Vaughan, a former England captain, was dropped from the BBC radio commentary team for the upcoming Ashes series amid an ongoing racism row.
English cricket has been rocked by revelations of racism from Pakistan-born former Yorkshire player Azeem Rafiq.
These have included an allegation that Vaughan told the now 30-year-old Rafiq and other Yorkshire players of Asian origin that there were “too many of you lot, we need to do something about it” during a county match in 2009.
Vaughan, however, has “categorically denied” the allegation, although then Yorkshire paceman Rana Naved-ul-Hasan, a former Pakistan international, and current Yorkshire and England leg-spinner Adil Rashid have backed Rafiq’s version of events.
The BBC said if Vaughan were to commentate on the five-Test Ashes series, which starts in Brisbane next month, it would represent a “conflict of interest”.
Meanwhile, BT Sport is examining ways to ensure the 47-year-old’s commentary – via Fox Sports in Australia – does not appear on British television screens.
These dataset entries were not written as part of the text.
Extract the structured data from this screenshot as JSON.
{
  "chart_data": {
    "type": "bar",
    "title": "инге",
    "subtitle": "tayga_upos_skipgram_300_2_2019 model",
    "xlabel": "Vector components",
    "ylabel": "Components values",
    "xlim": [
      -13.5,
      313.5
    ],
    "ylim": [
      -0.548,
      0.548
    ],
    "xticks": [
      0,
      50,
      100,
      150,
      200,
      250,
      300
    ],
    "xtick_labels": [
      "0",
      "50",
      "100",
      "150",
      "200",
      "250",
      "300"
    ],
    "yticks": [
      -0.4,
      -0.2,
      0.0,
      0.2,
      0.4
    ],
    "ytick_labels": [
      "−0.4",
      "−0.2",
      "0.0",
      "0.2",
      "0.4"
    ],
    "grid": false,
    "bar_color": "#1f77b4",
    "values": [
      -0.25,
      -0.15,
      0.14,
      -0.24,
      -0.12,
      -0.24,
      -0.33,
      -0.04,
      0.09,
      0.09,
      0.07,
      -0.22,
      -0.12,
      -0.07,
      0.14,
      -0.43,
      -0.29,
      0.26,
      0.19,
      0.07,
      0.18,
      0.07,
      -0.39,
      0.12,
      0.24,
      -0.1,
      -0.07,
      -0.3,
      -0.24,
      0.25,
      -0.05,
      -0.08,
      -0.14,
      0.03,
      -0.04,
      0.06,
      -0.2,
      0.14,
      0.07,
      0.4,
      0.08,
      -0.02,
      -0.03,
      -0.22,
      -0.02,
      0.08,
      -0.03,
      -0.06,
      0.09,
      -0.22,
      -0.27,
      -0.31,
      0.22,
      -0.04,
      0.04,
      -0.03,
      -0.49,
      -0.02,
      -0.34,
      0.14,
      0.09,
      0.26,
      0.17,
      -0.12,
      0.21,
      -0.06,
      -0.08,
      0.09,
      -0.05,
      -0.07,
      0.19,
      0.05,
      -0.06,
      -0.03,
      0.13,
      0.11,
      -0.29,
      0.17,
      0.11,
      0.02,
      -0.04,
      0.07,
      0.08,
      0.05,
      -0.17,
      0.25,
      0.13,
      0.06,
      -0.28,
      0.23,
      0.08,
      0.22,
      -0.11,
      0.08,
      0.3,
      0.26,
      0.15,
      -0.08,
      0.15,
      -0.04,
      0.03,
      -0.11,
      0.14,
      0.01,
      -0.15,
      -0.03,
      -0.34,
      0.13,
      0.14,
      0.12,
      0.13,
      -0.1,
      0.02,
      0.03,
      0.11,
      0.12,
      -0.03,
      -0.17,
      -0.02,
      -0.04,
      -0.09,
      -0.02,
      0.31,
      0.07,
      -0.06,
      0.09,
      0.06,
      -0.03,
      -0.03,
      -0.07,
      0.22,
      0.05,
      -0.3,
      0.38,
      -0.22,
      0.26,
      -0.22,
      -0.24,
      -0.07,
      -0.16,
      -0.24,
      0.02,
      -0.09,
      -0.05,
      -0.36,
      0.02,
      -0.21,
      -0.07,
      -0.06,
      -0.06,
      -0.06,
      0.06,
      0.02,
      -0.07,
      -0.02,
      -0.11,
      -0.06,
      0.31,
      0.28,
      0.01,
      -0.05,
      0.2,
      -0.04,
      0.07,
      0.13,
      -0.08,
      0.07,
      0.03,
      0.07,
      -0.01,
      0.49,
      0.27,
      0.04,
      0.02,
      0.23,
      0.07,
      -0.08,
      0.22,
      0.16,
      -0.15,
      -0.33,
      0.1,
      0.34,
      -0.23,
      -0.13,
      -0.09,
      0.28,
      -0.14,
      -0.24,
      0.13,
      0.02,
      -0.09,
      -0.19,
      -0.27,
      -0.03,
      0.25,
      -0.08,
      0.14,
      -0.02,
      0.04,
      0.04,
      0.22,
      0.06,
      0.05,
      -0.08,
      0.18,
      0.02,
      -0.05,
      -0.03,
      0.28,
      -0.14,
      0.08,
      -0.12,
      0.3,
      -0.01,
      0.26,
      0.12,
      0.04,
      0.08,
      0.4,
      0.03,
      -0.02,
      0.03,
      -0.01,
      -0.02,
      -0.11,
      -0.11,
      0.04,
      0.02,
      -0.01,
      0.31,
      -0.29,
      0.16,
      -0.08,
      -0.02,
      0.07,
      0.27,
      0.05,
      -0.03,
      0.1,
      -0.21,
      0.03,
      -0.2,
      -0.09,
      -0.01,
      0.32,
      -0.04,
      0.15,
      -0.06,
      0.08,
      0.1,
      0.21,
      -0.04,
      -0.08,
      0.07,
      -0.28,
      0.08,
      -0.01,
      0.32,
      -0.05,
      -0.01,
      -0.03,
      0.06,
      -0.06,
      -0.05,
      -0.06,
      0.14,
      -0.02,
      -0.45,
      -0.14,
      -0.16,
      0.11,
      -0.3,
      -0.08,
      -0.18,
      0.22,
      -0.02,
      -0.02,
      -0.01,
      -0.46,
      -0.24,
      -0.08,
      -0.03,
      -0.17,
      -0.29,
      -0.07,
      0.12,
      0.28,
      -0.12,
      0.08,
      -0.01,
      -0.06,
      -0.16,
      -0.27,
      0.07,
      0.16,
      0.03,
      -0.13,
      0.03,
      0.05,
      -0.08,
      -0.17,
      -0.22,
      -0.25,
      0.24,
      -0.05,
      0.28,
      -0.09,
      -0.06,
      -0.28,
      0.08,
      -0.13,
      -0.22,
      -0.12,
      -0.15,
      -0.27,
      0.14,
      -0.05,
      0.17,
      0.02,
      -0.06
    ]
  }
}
“This feels deeply unethical – a classic case of someone being tried and convicted without any form of due process being undertaken,” Panesar wrote in a website piece published on Friday (26) by Britain’s Daily Telegraph, the newspaper for which Vaughan is a columnist.
Panesar, the first Sikh to represent England, played international cricket under Vaughan and he insisted he had never known any prejudice from his former skipper.
“I only experienced positive things with him,” the left-arm spinner said. “I cannot reconcile the man I know with the one who has been the subject of these allegations.”
Panesar stressed he wasn’t calling Rafiq a liar or absolving Vaughan from Yorkshire’s failure to tackle discrimination “but that doesn’t make him a racist, and does not mean he deserves to see his career and reputation torn apart”.
The 39-year-old said the BBC and BT had taken the “easy option” by blocking Vaughan from broadcasting on the Ashes.
“To blacklist one of the best England captains we have produced on the basis of historic and still unproven allegations feels wrong, and a distortion of natural justice,” he added.